(3) Gefahren durch Flugzeugangriffe

Beim Einmarsch der Engländer 1945 in Heiden wurde der Ort zerstört. Der Hauptangriffspunkt war der Kirchturm. Aber von diesen Angriffen bekamen auf unserem Gehöft nicht sehr viel mit. Zuerst kamen die Jagdbomber, auch Jabos genannt und die Tiefflieger. Die Tiefflieger hatten schwere Maschinengewehre an Bord und konnten damit auch sehr gut treffen. Die Flugzeuge griffen meist die Züge an. Von unserem Hof, ungefähr einen Kilometer von der Bahnlinie entfernt, konnten wir diese Angriffe sehr gut beobachten. Die Tiefflieger kamen von hinten und flogen dann nur über den Zug. Wenn sie darüber hinweg waren, drehten sie sich um und griffen im Tiefflug den Zug an. Die Insassen flohen aus dem Zug und versteckten sich im Gebüsch, hinter Wällen und in Gräben, um den Kugeln der Tiefflieger zu entgehen. Englische Flugzeuge lieferten sich auch mit deutschen Luftkämpfe. Einen erlebten mein Bruder und ich mit. Wir befanden uns gerade auf dem Schulweg, als ein englischer und ein deutscher Tiefflieger über uns erschienen. Sie beschossen sich ständig, und die Kugeln schlugen in nächster Nähe von uns in die Erde. In den Ausbuchtungen des Feldweges legten wir uns hin und je nach Richtung der Flugzeuge in eine andere Spur. So wechselten wir solange die Spur, bis die Flugzeuge sich entfernten.

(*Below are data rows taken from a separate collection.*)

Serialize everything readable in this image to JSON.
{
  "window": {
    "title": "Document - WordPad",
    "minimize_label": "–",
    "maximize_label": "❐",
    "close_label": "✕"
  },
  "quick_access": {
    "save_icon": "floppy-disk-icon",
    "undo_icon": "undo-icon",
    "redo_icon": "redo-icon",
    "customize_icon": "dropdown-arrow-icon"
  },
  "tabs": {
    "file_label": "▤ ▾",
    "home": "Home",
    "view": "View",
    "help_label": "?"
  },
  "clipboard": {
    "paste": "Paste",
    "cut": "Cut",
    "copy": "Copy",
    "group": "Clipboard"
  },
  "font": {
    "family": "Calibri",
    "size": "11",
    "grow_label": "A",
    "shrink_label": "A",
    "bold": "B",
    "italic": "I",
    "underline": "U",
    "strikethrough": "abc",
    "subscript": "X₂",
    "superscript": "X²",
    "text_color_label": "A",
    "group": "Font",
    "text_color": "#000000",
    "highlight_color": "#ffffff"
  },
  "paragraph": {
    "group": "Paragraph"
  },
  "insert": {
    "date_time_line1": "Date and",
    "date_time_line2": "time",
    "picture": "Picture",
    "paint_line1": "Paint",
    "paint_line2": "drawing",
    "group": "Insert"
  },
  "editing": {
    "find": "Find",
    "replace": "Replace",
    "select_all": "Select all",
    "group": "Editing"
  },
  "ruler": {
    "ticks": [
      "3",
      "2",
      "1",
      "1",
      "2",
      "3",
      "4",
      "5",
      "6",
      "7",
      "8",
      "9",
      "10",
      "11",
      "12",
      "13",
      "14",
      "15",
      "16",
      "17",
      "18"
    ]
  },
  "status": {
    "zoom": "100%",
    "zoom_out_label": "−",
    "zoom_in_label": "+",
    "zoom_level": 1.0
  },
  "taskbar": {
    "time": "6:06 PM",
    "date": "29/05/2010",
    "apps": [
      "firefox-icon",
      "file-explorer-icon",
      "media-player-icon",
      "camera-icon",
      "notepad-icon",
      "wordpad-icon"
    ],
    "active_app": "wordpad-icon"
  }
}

Bei einem Angriff englisch-amerikanischer Jagdbomber auf Heiden waren wir, mein Vater, mein Opa, mein Bruder und ich gerade in der Scheune beschäftigt, als drei Bomben auf unsere Scheune abgeworfen wurden. Eine explodierte auf dem Dachfirst, eine durchschlug das Dach und landete auf dem Boden, explodierte aber nicht. Die dritte Bombe fiel neben der Scheune nieder und explodierte. Dabei wurde meiner Schwester ein Bein abgerissen. An den Folgen starb sie einen Tag später. Diese Angriffe auf Heiden mehrten sich, und es fielen immer mehr Bomben auf die Äcker. Dabei wurde der größte Teil unserer Ernte vernichtet.

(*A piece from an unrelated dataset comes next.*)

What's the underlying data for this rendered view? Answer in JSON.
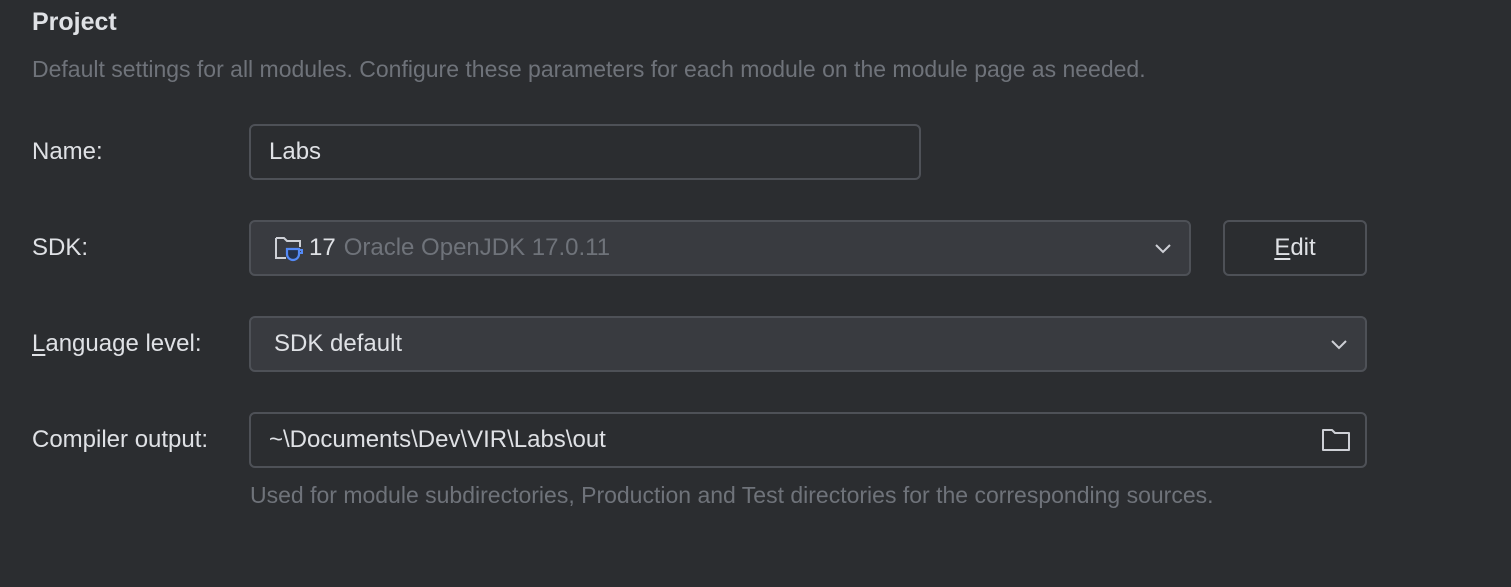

Eine in unserer Nähe stationierte Flugabwehrkanone schoss einen Jagdbomber ab, der in ein Waldstück abstürzte. Ein Flügel dieses Flugzeugs fiel in unseren Garten. Die vier Insassen des Flugzeugs konnten sich retten. Sie wurden gefangen genommen, und bei den Bauern mussten sie arbeiten. Wir bekamen auch einen Gefangenen. Mein Vater sagte mir nach der Besetzung Heidens, dass die Besitzer der Höfe, bei denen es die Gefangenen nicht gut gehabt hätten, ihre Häuser später den Engländern als Quartier überlassen mussten.